The owner of a credit repair organization, who alongside a number of corporations, was sued by the Federal Trade Commission for violating the FTC Act, the Credit Repair Organizations Act, the Telemarketing Sales Rule, the Fair Credit Reporting Act, and the Gramm-Leach-Bliley Act has had his motion to dismiss denied by a federal judge.
The Background: Gerald Thompson, who owned and operated Youth Financial Literacy Foundation, and Financial Education Services, was sued by the FTC for allegedly scamming consumers into signing up for credit repair services. The companies were accused of also charging consumers upfront fees without providing the required disclosures.

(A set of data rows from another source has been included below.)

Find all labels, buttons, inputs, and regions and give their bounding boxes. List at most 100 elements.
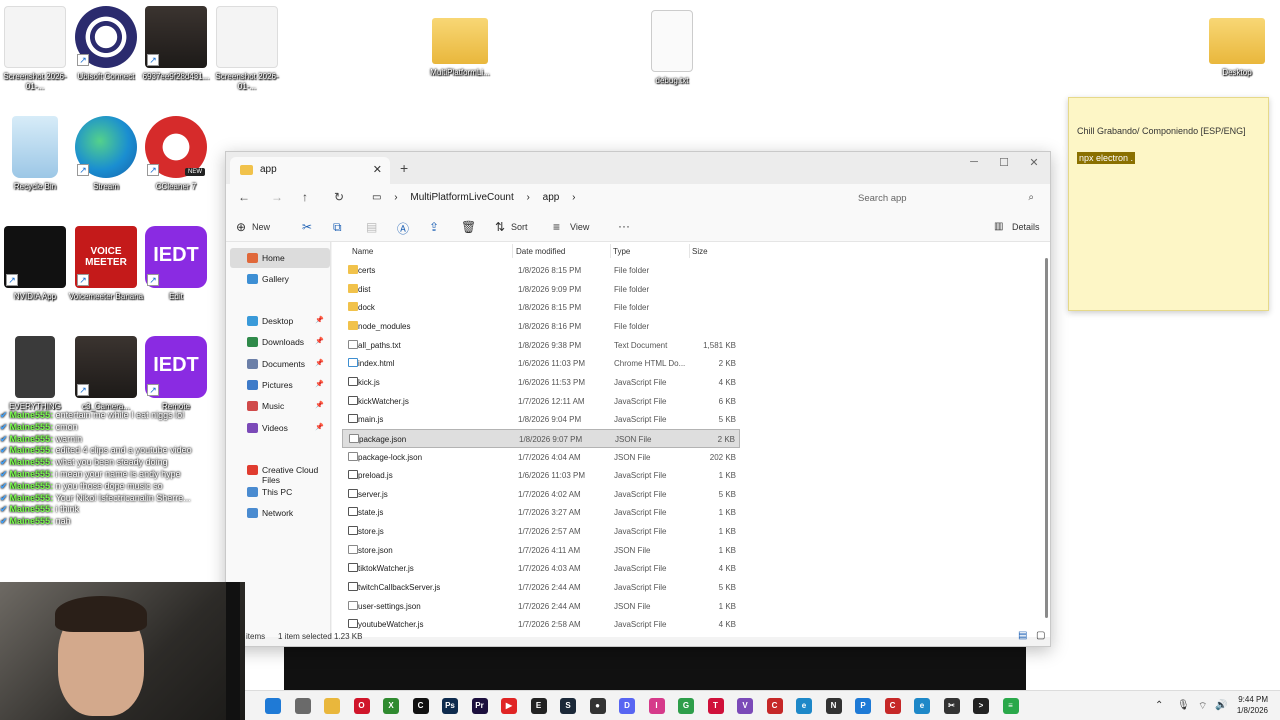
- file-row[interactable]: main.js 1/8/2026 9:04 PM JavaScript File 5 …: [342, 410, 740, 429]
- tiktok-icon[interactable]: T: [707, 698, 724, 714]
- edge-dev-icon[interactable]: e: [914, 698, 930, 714]
- chrome-icon[interactable]: G: [678, 698, 694, 714]
- sidebar-item-documents[interactable]: Documents 📌: [230, 354, 330, 374]
- desktop-icon-ubisoft-connect[interactable]: ↗ Ubisoft Connect: [66, 6, 146, 82]
- breadcrumb-item[interactable]: MultiPlatformLiveCount: [410, 192, 513, 203]
- maximize-button[interactable]: ☐: [989, 156, 1019, 169]
- sidebar-item-pictures[interactable]: Pictures 📌: [230, 375, 330, 395]
- sidebar-item-home[interactable]: Home: [230, 248, 330, 268]
- snipping-icon[interactable]: ✂: [943, 698, 960, 714]
- microphone-icon[interactable]: 🎙: [1177, 700, 1190, 711]
- windows-start-icon[interactable]: [265, 698, 281, 714]
- desktop-icon-iedt[interactable]: IEDT ↗ Remote: [136, 336, 216, 412]
- notes-icon[interactable]: ≡: [1002, 698, 1019, 714]
- delete-icon[interactable]: 🗑: [461, 220, 476, 234]
- file-row[interactable]: kick.js 1/6/2026 11:53 PM JavaScript File 4…: [342, 373, 740, 392]
- details-button[interactable]: Details: [1012, 222, 1040, 232]
- file-row[interactable]: store.json 1/7/2026 4:11 AM JSON File 1 KB: [342, 541, 740, 560]
- up-button[interactable]: ↑: [302, 190, 308, 204]
- photoshop-icon[interactable]: Ps: [442, 698, 458, 714]
- pin-icon[interactable]: 📌: [315, 423, 324, 431]
- desktop-icon-folder[interactable]: MultiPlatformLi...: [420, 10, 500, 78]
- file-row[interactable]: all_paths.txt 1/8/2026 9:38 PM Text Docume…: [342, 336, 740, 355]
- search-input[interactable]: Search app ⌕: [848, 187, 1044, 211]
- column-divider[interactable]: [610, 244, 611, 258]
- file-row[interactable]: dock 1/8/2026 8:15 PM File folder: [342, 298, 740, 317]
- rename-icon[interactable]: Ⓐ: [397, 220, 409, 237]
- column-header-size[interactable]: Size: [692, 247, 708, 256]
- more-options-button[interactable]: ···: [618, 219, 630, 233]
- file-row[interactable]: store.js 1/7/2026 2:57 AM JavaScript File 1…: [342, 522, 740, 541]
- file-row[interactable]: node_modules 1/8/2026 8:16 PM File folder: [342, 317, 740, 336]
- breadcrumb-item[interactable]: app: [543, 192, 560, 203]
- visual-studio-icon[interactable]: V: [737, 698, 753, 714]
- file-row[interactable]: index.html 1/6/2026 11:03 PM Chrome HTML D…: [342, 354, 740, 373]
- desktop-icon-recycle-bin[interactable]: Recycle Bin: [0, 116, 75, 192]
- sidebar-item-creative-cloud-files[interactable]: Creative Cloud Files: [230, 460, 330, 485]
- discord-icon[interactable]: D: [619, 698, 635, 714]
- ccleaner-icon[interactable]: C: [766, 698, 783, 714]
- file-row[interactable]: kickWatcher.js 1/7/2026 12:11 AM JavaScrip…: [342, 392, 740, 411]
- chevron-up-icon[interactable]: ⌃: [1155, 700, 1163, 711]
- photos-icon[interactable]: P: [855, 698, 871, 714]
- file-manager-icon[interactable]: [294, 698, 311, 714]
- cut-icon[interactable]: ✂: [302, 220, 312, 234]
- ccleaner-icon-2[interactable]: C: [884, 698, 901, 714]
- sort-button[interactable]: Sort: [511, 222, 528, 232]
- sidebar-item-gallery[interactable]: Gallery: [230, 269, 330, 289]
- terminal-icon[interactable]: >: [973, 698, 989, 714]
- column-header-name[interactable]: Name: [352, 247, 373, 256]
- sidebar-item-network[interactable]: Network: [230, 503, 330, 523]
- sidebar-item-videos[interactable]: Videos 📌: [230, 418, 330, 438]
- desktop-icon-edge[interactable]: ↗ Stream: [66, 116, 146, 192]
- close-tab-icon[interactable]: ✕: [373, 163, 382, 176]
- pin-icon[interactable]: 📌: [315, 316, 324, 324]
- pin-icon[interactable]: 📌: [315, 337, 324, 345]
- file-explorer-icon[interactable]: [324, 698, 340, 714]
- opera-icon[interactable]: O: [353, 698, 370, 714]
- column-header-date[interactable]: Date modified: [516, 247, 565, 256]
- edge-icon[interactable]: e: [796, 698, 812, 714]
- desktop-icon-screenshot[interactable]: Screenshot 2026-01-...: [207, 6, 287, 92]
- share-icon[interactable]: ⇪: [429, 220, 439, 234]
- file-row[interactable]: preload.js 1/6/2026 11:03 PM JavaScript Fi…: [342, 466, 740, 485]
- breadcrumb[interactable]: ▭ › MultiPlatformLiveCount › app ›: [362, 187, 842, 211]
- refresh-button[interactable]: ↻: [334, 190, 344, 204]
- file-row[interactable]: state.js 1/7/2026 3:27 AM JavaScript File 1…: [342, 503, 740, 522]
- desktop-icon-voicemeeter[interactable]: VOICE MEETER ↗ Voicemeeter Banana: [66, 226, 146, 302]
- copy-icon[interactable]: ⧉: [333, 220, 342, 235]
- sidebar-item-desktop[interactable]: Desktop 📌: [230, 311, 330, 331]
- file-row[interactable]: user-settings.json 1/7/2026 2:44 AM JSON F…: [342, 597, 740, 616]
- desktop-icon-screenshot[interactable]: Screenshot 2026-01-...: [0, 6, 75, 92]
- desktop-icon-iedt[interactable]: IEDT ↗ Edit: [136, 226, 216, 302]
- pin-icon[interactable]: 📌: [315, 380, 324, 388]
- file-row[interactable]: tiktokWatcher.js 1/7/2026 4:03 AM JavaScri…: [342, 559, 740, 578]
- notepad-icon[interactable]: N: [825, 698, 842, 714]
- file-row[interactable]: twitchCallbackServer.js 1/7/2026 2:44 AM J…: [342, 578, 740, 597]
- sidebar-item-this-pc[interactable]: This PC: [230, 482, 330, 502]
- obs-icon[interactable]: ●: [589, 698, 606, 714]
- premiere-icon[interactable]: Pr: [471, 698, 488, 714]
- column-header-type[interactable]: Type: [613, 247, 630, 256]
- desktop-icon-ccleaner[interactable]: NEW ↗ CCleaner 7: [136, 116, 216, 192]
- epic-games-icon[interactable]: E: [530, 698, 547, 714]
- column-divider[interactable]: [512, 244, 513, 258]
- file-row[interactable]: package-lock.json 1/7/2026 4:04 AM JSON Fi…: [342, 448, 740, 467]
- paste-icon[interactable]: ▤: [366, 220, 377, 234]
- desktop-icon-photo[interactable]: ↗ 6937ee9f28d431...: [136, 6, 216, 82]
- new-button[interactable]: New: [252, 222, 270, 232]
- youtube-icon[interactable]: ▶: [501, 698, 517, 714]
- xbox-icon[interactable]: X: [383, 698, 399, 714]
- file-row[interactable]: certs 1/8/2026 8:15 PM File folder: [342, 261, 740, 280]
- desktop-icon-text-file[interactable]: debug.txt: [632, 10, 712, 86]
- column-divider[interactable]: [689, 244, 690, 258]
- view-button[interactable]: View: [570, 222, 589, 232]
- steam-icon[interactable]: S: [560, 698, 576, 714]
- system-clock[interactable]: 9:44 PM 1/8/2026: [1237, 694, 1268, 716]
- wifi-icon[interactable]: ⌔: [1198, 700, 1207, 713]
- desktop-icon-photo[interactable]: ↗ c3_Camera...: [66, 336, 146, 412]
- vertical-scrollbar[interactable]: [1045, 258, 1048, 618]
- sidebar-item-music[interactable]: Music 📌: [230, 396, 330, 416]
- forward-button[interactable]: →: [271, 190, 283, 204]
- volume-icon[interactable]: 🔊: [1215, 700, 1227, 711]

The Argument: In his motion to dismiss, Thompson argued that he should not be held responsible because Youth Financial is a 501(c)(3) nonprofit and because he was an unpaid volunteer.
The Ruling: Unfortunately for Thompson, the Supreme Court has held that nonprofit organizations fall under the purview of the FTC Act, but beyond that, the allegations against Youth Financial demonstrate that it operated as a for-profit business and Thompson’s role as owner means he can be held accountable for the organization’s purported violations, noted Judge Bernard A. Friedman of the District Court for the Eastern District of Michigan.
- Judge Friedman came to similar conclusions with respect to the Credit Repair Organizations Act, the Telemarketing Sales Rule, the FCRA, and the Gramm-Leach-Bliley Act.
- “The problem for Thompson is that neither the FTC Act, the CROA, the FCRA, nor the GLB Act condition individual liability upon the receipt of compensation from an infringing business entity,” Judge Friedman wrote. “And there are no interpretive authorities supporting that contention. So whether Thompson ever received compensation as a Youth Financial executive is immaterial to the assessment of his own liability under these statutes.”